I am now in training for the next Olympic quad, but this time in a different capacity, as a student.  When I am doing schoolwork I often think of the days struggling on the rugby pitch when I thought I had nothing more to give.  Those days remind me just how tough I am.  I think in the midst of everything I lost sight of that.  I know my classes will push me and I will often feel just as uncomfortable as I felt the first day I slid down the ice or tied up my rugby cleats.  I know it may never get easier, but I will adjust and it will get more comfortable.  My identity will continue to evolve as I take risks and discover who I am.  I have learned that there is not just one element to who I am, but instead my identity encompasses many.  I am an Olympian, a former student-athlete, a retired bobsledder, a rugby player, a student, but most importantly… I am a fighter

Sunday, August 7, 2016

Guest Blog By: Geneva Azevedo

Very rarely do all four Azevedo girls end up in the same place at the same time. In the past few weeks the four of us have been fortunate enough to be in the same town multiple times.  For anyone outside of our family, it can be a bit overwhelming to be around all of us at once.  We are loud, talk over each other and laugh at inside jokes that our audience may not be privy to. 

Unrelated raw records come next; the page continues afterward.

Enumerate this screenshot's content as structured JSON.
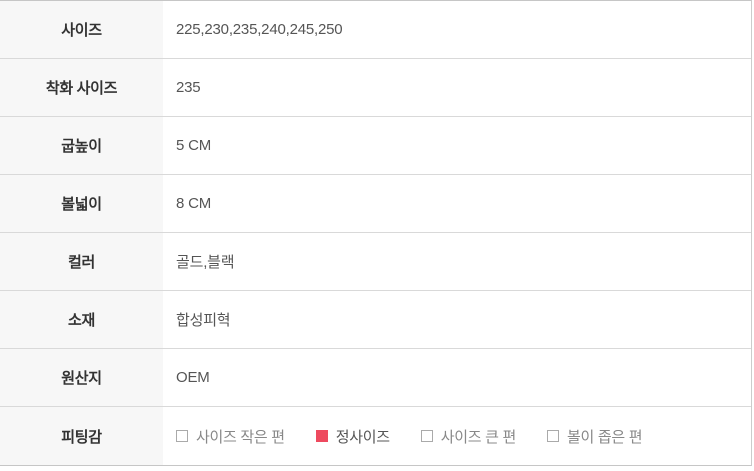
{
  "colors": {
    "accent_checked_square": "#ee4a5f",
    "label_column_bg": "#f7f7f7",
    "separator": "#d9d9d9",
    "outer_border": "#c6c6c6",
    "label_text": "#333333",
    "value_text": "#555555",
    "unchecked_option_text": "#888888"
  },
  "table": {
    "rows": [
      {
        "label": "사이즈",
        "value": "225,230,235,240,245,250"
      },
      {
        "label": "착화 사이즈",
        "value": "235"
      },
      {
        "label": "굽높이",
        "value": "5 CM"
      },
      {
        "label": "볼넓이",
        "value": "8 CM"
      },
      {
        "label": "컬러",
        "value": "골드,블랙"
      },
      {
        "label": "소재",
        "value": "합성피혁"
      },
      {
        "label": "원산지",
        "value": "OEM"
      }
    ],
    "fitting": {
      "label": "피팅감",
      "options": [
        {
          "label": "사이즈 작은 편",
          "checked": false
        },
        {
          "label": "정사이즈",
          "checked": true
        },
        {
          "label": "사이즈 큰 편",
          "checked": false
        },
        {
          "label": "볼이 좁은 편",
          "checked": false
        }
      ]
    }
  }
}
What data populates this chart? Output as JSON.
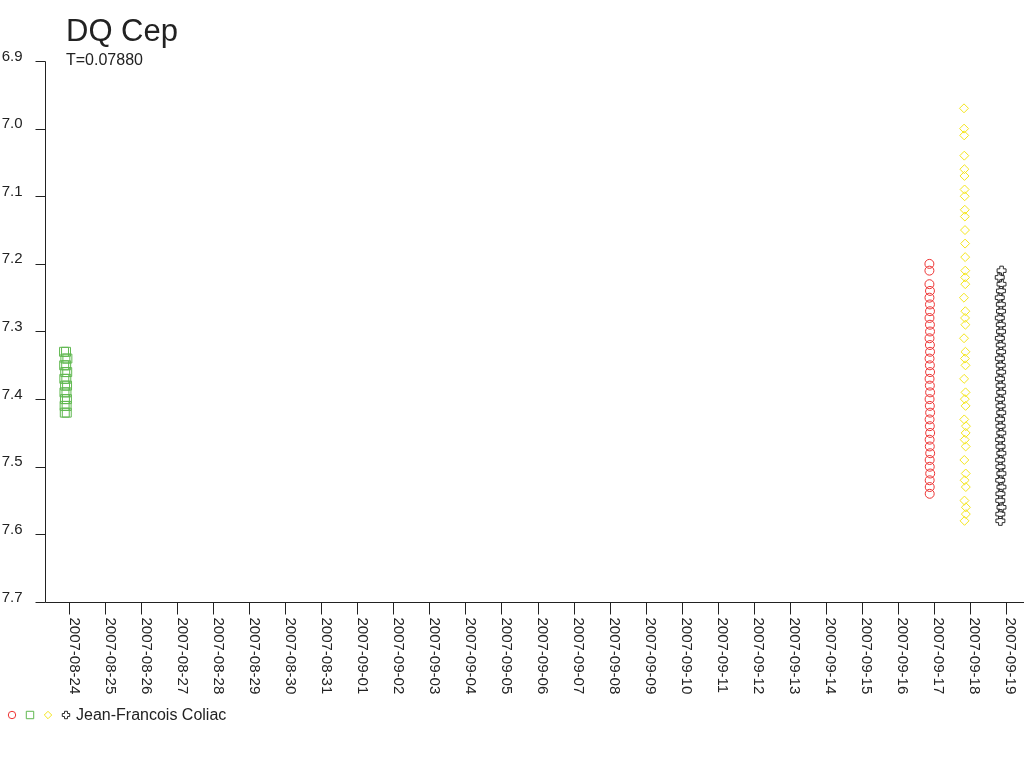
{
  "chart_data": {
    "type": "scatter",
    "title": "DQ Cep",
    "subtitle": "T=0.07880",
    "legend": "bottom left",
    "xlim": [
      "2007-08-23T08:00",
      "2007-09-19T12:00"
    ],
    "xticks": [
      "2007-08-24",
      "2007-08-25",
      "2007-08-26",
      "2007-08-27",
      "2007-08-28",
      "2007-08-29",
      "2007-08-30",
      "2007-08-31",
      "2007-09-01",
      "2007-09-02",
      "2007-09-03",
      "2007-09-04",
      "2007-09-05",
      "2007-09-06",
      "2007-09-07",
      "2007-09-08",
      "2007-09-09",
      "2007-09-10",
      "2007-09-11",
      "2007-09-12",
      "2007-09-13",
      "2007-09-14",
      "2007-09-15",
      "2007-09-16",
      "2007-09-17",
      "2007-09-18",
      "2007-09-19"
    ],
    "ylim": [
      7.7,
      6.9
    ],
    "yticks": [
      6.9,
      {
        "value": 7,
        "label": "7.0"
      },
      7.1,
      7.2,
      7.3,
      7.4,
      7.5,
      7.6,
      7.7
    ],
    "series": [
      {
        "color": "#ee3333",
        "marker": "circle",
        "x": [
          "2007-09-16T20:59",
          "2007-09-16T21:00",
          "2007-09-16T21:01",
          "2007-09-16T21:02",
          "2007-09-16T21:03",
          "2007-09-16T21:04",
          "2007-09-16T21:05",
          "2007-09-16T21:06",
          "2007-09-16T21:07",
          "2007-09-16T21:08",
          "2007-09-16T21:09",
          "2007-09-16T21:10",
          "2007-09-16T21:11",
          "2007-09-16T21:12",
          "2007-09-16T21:13",
          "2007-09-16T21:14",
          "2007-09-16T21:15",
          "2007-09-16T21:16",
          "2007-09-16T21:17",
          "2007-09-16T21:18",
          "2007-09-16T21:19",
          "2007-09-16T21:20",
          "2007-09-16T21:21",
          "2007-09-16T21:22",
          "2007-09-16T21:23",
          "2007-09-16T21:24",
          "2007-09-16T21:25",
          "2007-09-16T21:26",
          "2007-09-16T21:27",
          "2007-09-16T21:28",
          "2007-09-16T21:29",
          "2007-09-16T21:30",
          "2007-09-16T21:31",
          "2007-09-16T21:32"
        ],
        "values": [
          7.2,
          7.21,
          7.23,
          7.25,
          7.28,
          7.31,
          7.34,
          7.37,
          7.4,
          7.43,
          7.46,
          7.49,
          7.52,
          7.54,
          7.53,
          7.5,
          7.47,
          7.44,
          7.41,
          7.38,
          7.35,
          7.32,
          7.29,
          7.26,
          7.24,
          7.27,
          7.3,
          7.33,
          7.36,
          7.39,
          7.42,
          7.45,
          7.48,
          7.51
        ]
      },
      {
        "color": "#60b850",
        "marker": "square",
        "x": [
          "2007-08-23T20:40",
          "2007-08-23T20:46",
          "2007-08-23T20:52",
          "2007-08-23T20:58",
          "2007-08-23T21:04",
          "2007-08-23T21:10",
          "2007-08-23T21:16",
          "2007-08-23T21:22",
          "2007-08-23T21:28",
          "2007-08-23T21:34",
          "2007-08-23T22:00",
          "2007-08-23T22:06",
          "2007-08-23T22:12",
          "2007-08-23T22:18",
          "2007-08-23T22:24",
          "2007-08-23T22:30",
          "2007-08-23T22:36",
          "2007-08-23T22:42",
          "2007-08-23T22:48",
          "2007-08-23T22:54"
        ],
        "values": [
          7.33,
          7.35,
          7.37,
          7.39,
          7.41,
          7.42,
          7.4,
          7.38,
          7.36,
          7.34,
          7.33,
          7.35,
          7.37,
          7.39,
          7.41,
          7.42,
          7.4,
          7.38,
          7.36,
          7.34
        ]
      },
      {
        "color": "#f5e61e",
        "marker": "diamond",
        "x": [
          "2007-09-17T20:00",
          "2007-09-17T20:02",
          "2007-09-17T20:04",
          "2007-09-17T20:06",
          "2007-09-17T20:08",
          "2007-09-17T20:10",
          "2007-09-17T20:12",
          "2007-09-17T20:14",
          "2007-09-17T20:16",
          "2007-09-17T20:18",
          "2007-09-17T20:20",
          "2007-09-17T20:22",
          "2007-09-17T20:24",
          "2007-09-17T20:26",
          "2007-09-17T20:28",
          "2007-09-17T20:30",
          "2007-09-17T20:32",
          "2007-09-17T20:34",
          "2007-09-17T20:36",
          "2007-09-17T20:38",
          "2007-09-17T20:40",
          "2007-09-17T20:42",
          "2007-09-17T20:44",
          "2007-09-17T20:46",
          "2007-09-17T20:48",
          "2007-09-17T20:50",
          "2007-09-17T20:52",
          "2007-09-17T20:54",
          "2007-09-17T20:56",
          "2007-09-17T20:58",
          "2007-09-17T21:00",
          "2007-09-17T21:02",
          "2007-09-17T21:04",
          "2007-09-17T21:06",
          "2007-09-17T21:08",
          "2007-09-17T21:10",
          "2007-09-17T21:12",
          "2007-09-17T21:14",
          "2007-09-17T21:16",
          "2007-09-17T21:18",
          "2007-09-17T21:20"
        ],
        "values": [
          7.25,
          6.97,
          7.31,
          7.0,
          7.37,
          7.01,
          7.43,
          7.04,
          7.49,
          7.06,
          7.55,
          7.07,
          7.58,
          7.09,
          7.52,
          7.1,
          7.46,
          7.12,
          7.4,
          7.13,
          7.34,
          7.15,
          7.28,
          7.17,
          7.22,
          7.19,
          7.21,
          7.23,
          7.27,
          7.29,
          7.33,
          7.35,
          7.39,
          7.41,
          7.45,
          7.47,
          7.51,
          7.53,
          7.57,
          7.56,
          7.44
        ]
      },
      {
        "name": "Jean-Francois Coliac",
        "color": "#2b2b2b",
        "marker": "cross",
        "x": [
          "2007-09-18T19:50",
          "2007-09-18T19:52",
          "2007-09-18T19:54",
          "2007-09-18T19:56",
          "2007-09-18T19:58",
          "2007-09-18T20:00",
          "2007-09-18T20:02",
          "2007-09-18T20:04",
          "2007-09-18T20:06",
          "2007-09-18T20:08",
          "2007-09-18T20:10",
          "2007-09-18T20:12",
          "2007-09-18T20:14",
          "2007-09-18T20:16",
          "2007-09-18T20:18",
          "2007-09-18T20:20",
          "2007-09-18T20:22",
          "2007-09-18T20:24",
          "2007-09-18T20:26",
          "2007-09-18T20:28",
          "2007-09-18T20:30",
          "2007-09-18T20:32",
          "2007-09-18T20:34",
          "2007-09-18T20:36",
          "2007-09-18T20:38",
          "2007-09-18T20:40",
          "2007-09-18T20:42",
          "2007-09-18T20:44",
          "2007-09-18T20:46",
          "2007-09-18T20:48",
          "2007-09-18T20:50",
          "2007-09-18T20:52",
          "2007-09-18T20:54",
          "2007-09-18T20:56",
          "2007-09-18T20:58",
          "2007-09-18T21:00",
          "2007-09-18T21:02",
          "2007-09-18T21:04"
        ],
        "values": [
          7.22,
          7.25,
          7.28,
          7.31,
          7.34,
          7.37,
          7.4,
          7.43,
          7.46,
          7.49,
          7.52,
          7.55,
          7.57,
          7.58,
          7.54,
          7.5,
          7.47,
          7.44,
          7.41,
          7.38,
          7.35,
          7.32,
          7.29,
          7.26,
          7.24,
          7.27,
          7.3,
          7.33,
          7.36,
          7.39,
          7.42,
          7.45,
          7.48,
          7.51,
          7.53,
          7.56,
          7.23,
          7.21
        ]
      }
    ]
  }
}
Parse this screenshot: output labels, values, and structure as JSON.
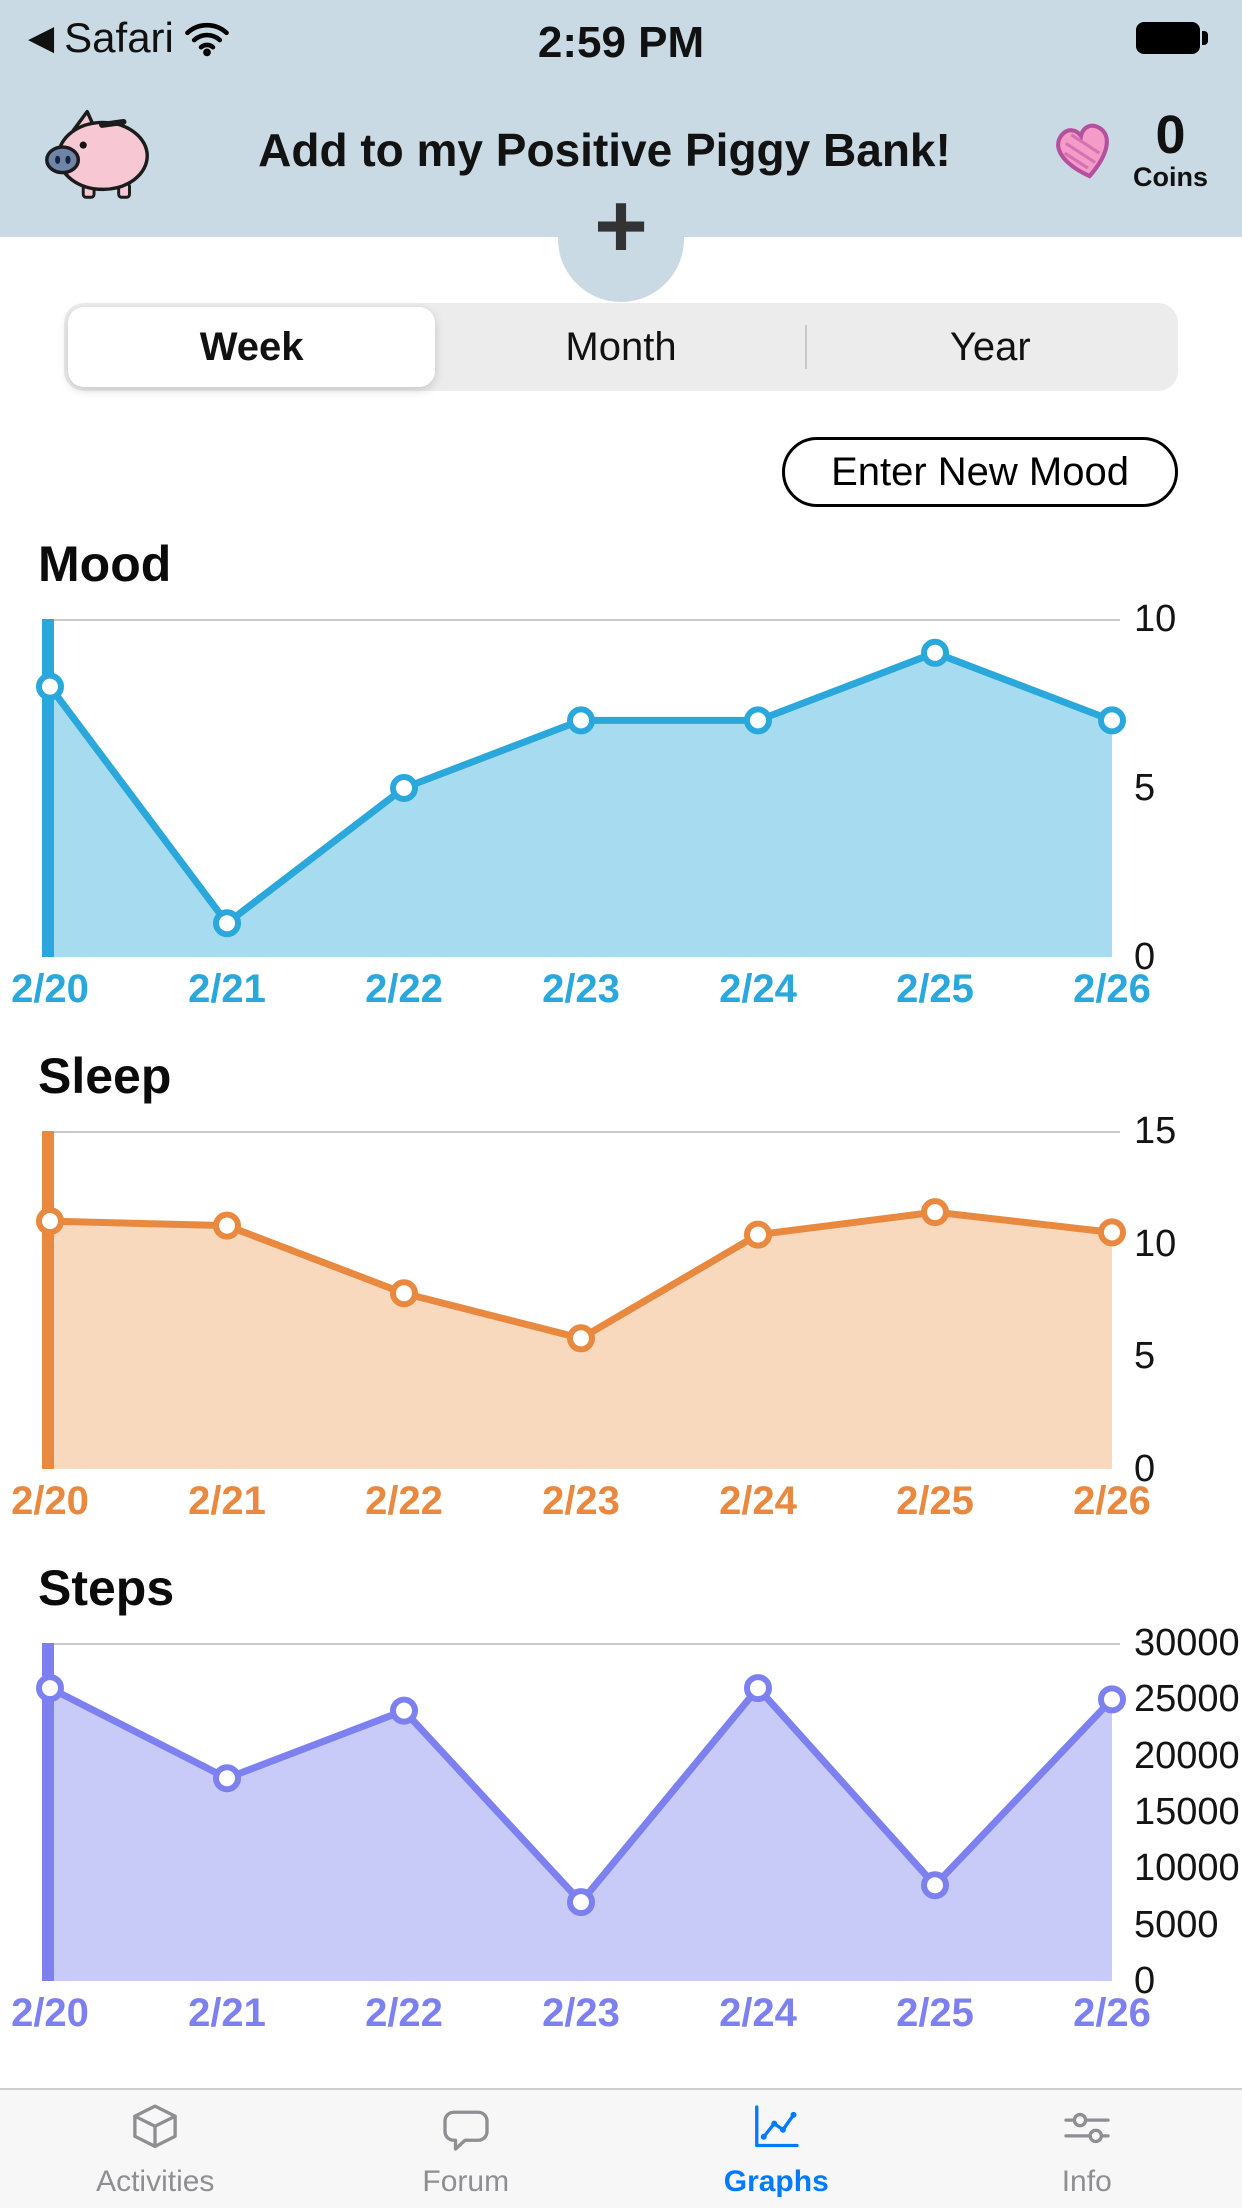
{
  "status_bar": {
    "back_label": "Safari",
    "time": "2:59 PM"
  },
  "header": {
    "title": "Add to my Positive Piggy Bank!",
    "coins_value": "0",
    "coins_label": "Coins",
    "background_color": "#C9DAE4"
  },
  "controls": {
    "segments": [
      {
        "label": "Week",
        "selected": true
      },
      {
        "label": "Month",
        "selected": false
      },
      {
        "label": "Year",
        "selected": false
      }
    ],
    "enter_new_mood_label": "Enter New Mood"
  },
  "chart_data": [
    {
      "type": "area",
      "title": "Mood",
      "color": "#2AA7DB",
      "fill": "#A7DBF0",
      "categories": [
        "2/20",
        "2/21",
        "2/22",
        "2/23",
        "2/24",
        "2/25",
        "2/26"
      ],
      "values": [
        8,
        1,
        5,
        7,
        7,
        9,
        7
      ],
      "ylim": [
        0,
        10
      ],
      "yticks": [
        0,
        5,
        10
      ],
      "legend": "none",
      "grid": "top-line-only"
    },
    {
      "type": "area",
      "title": "Sleep",
      "color": "#E8893F",
      "fill": "#F8D9BE",
      "categories": [
        "2/20",
        "2/21",
        "2/22",
        "2/23",
        "2/24",
        "2/25",
        "2/26"
      ],
      "values": [
        11,
        10.8,
        7.8,
        5.8,
        10.4,
        11.4,
        10.5
      ],
      "ylim": [
        0,
        15
      ],
      "yticks": [
        0,
        5,
        10,
        15
      ],
      "legend": "none",
      "grid": "top-line-only"
    },
    {
      "type": "area",
      "title": "Steps",
      "color": "#7D81F0",
      "fill": "#C8CAF8",
      "categories": [
        "2/20",
        "2/21",
        "2/22",
        "2/23",
        "2/24",
        "2/25",
        "2/26"
      ],
      "values": [
        26000,
        18000,
        24000,
        7000,
        26000,
        8500,
        25000
      ],
      "ylim": [
        0,
        30000
      ],
      "yticks": [
        0,
        5000,
        10000,
        15000,
        20000,
        25000,
        30000
      ],
      "legend": "none",
      "grid": "top-line-only"
    }
  ],
  "tab_bar": {
    "active_color": "#007AFF",
    "items": [
      {
        "label": "Activities",
        "icon": "cube-icon",
        "active": false
      },
      {
        "label": "Forum",
        "icon": "speech-bubble-icon",
        "active": false
      },
      {
        "label": "Graphs",
        "icon": "line-chart-icon",
        "active": true
      },
      {
        "label": "Info",
        "icon": "sliders-icon",
        "active": false
      }
    ]
  }
}
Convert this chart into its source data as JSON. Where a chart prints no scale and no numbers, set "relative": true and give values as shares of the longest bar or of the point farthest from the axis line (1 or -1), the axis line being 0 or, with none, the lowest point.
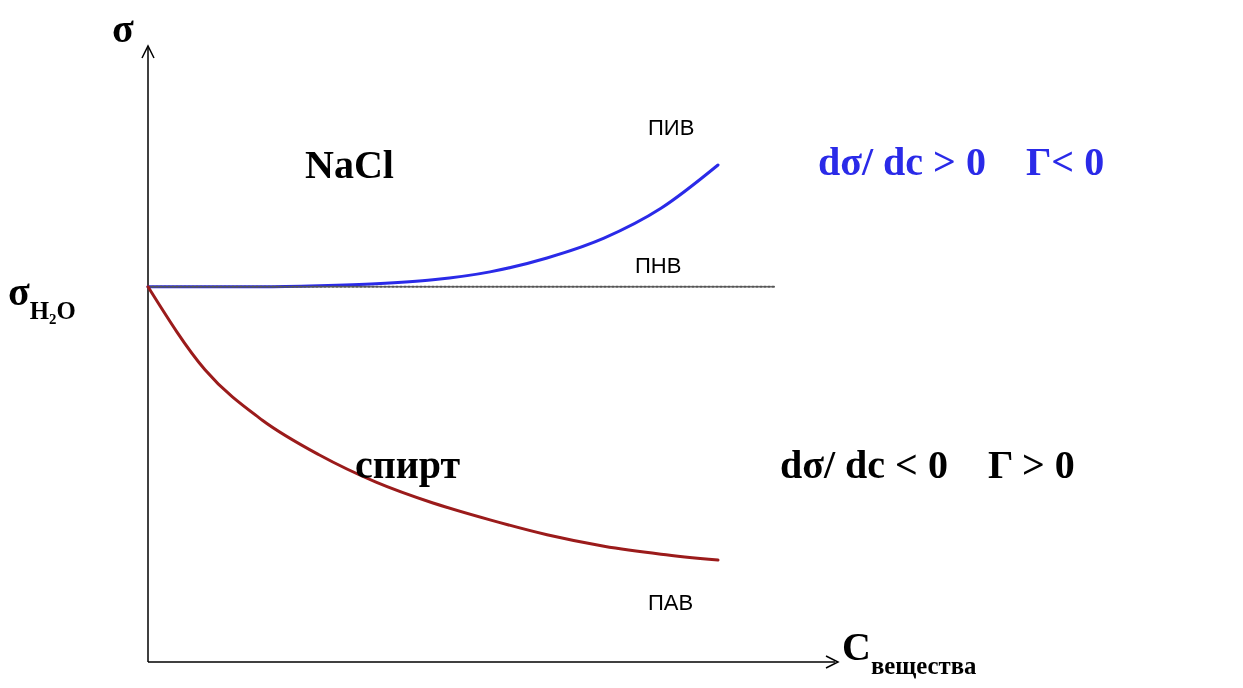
{
  "chart_data": {
    "type": "line",
    "relative": true,
    "ylabel": "σ",
    "xlabel": "C$_{вещества}$",
    "categories": [
      null,
      null,
      null,
      null,
      null,
      null,
      null,
      null,
      null,
      null,
      null,
      null
    ],
    "series": [
      {
        "name": "ПИВ",
        "color": "#2a2ae8",
        "values": [
          0.755,
          0.755,
          0.755,
          0.757,
          0.761,
          0.769,
          0.785,
          0.813,
          0.853,
          0.913,
          1,
          null
        ]
      },
      {
        "name": "ПНВ",
        "color": "#555555",
        "line_style": "dotted",
        "values": [
          0.755,
          0.755,
          0.755,
          0.755,
          0.755,
          0.755,
          0.755,
          0.755,
          0.755,
          0.755,
          0.755,
          0.755
        ]
      },
      {
        "name": "ПАВ",
        "color": "#9b1b1b",
        "values": [
          0.755,
          0.588,
          0.487,
          0.417,
          0.362,
          0.32,
          0.286,
          0.256,
          0.233,
          0.217,
          0.205,
          null
        ]
      }
    ],
    "annotations": [
      "σ$_{H₂O}$",
      "NaCl",
      "спирт",
      "dσ/ dc > 0    Γ< 0",
      "dσ/ dc < 0    Γ > 0"
    ]
  }
}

It has been about 15 years since Emily and I have lived in the same town, and now we are a mere bike ride away. It may not seem like much, but it has been amazing to have been able to have dinner with my sisters multiple times this week.  However, having all my older sisters nearby can also have its downfalls.  At some point one of us is bound to look at the other the wrong way or say something in the wrong tone and it can quickly progresses downhill from there. But what I find so great about having siblings is one minute you can be arguing over the smallest thing and the next you are laughing at a shared moment from earlier that day.  A bond like that is irreplaceable and one-of-a-kind…or in our case, four of a kind. 

Now that Emily and I are living in the same town, our bickering will probably increase, but so will our dinner dates, our froyo runs, our road trips together and our time just hanging out together. I wouldn’t trade this bonus time with my sister for anything in the world, even if it involves a few squabbles along the way.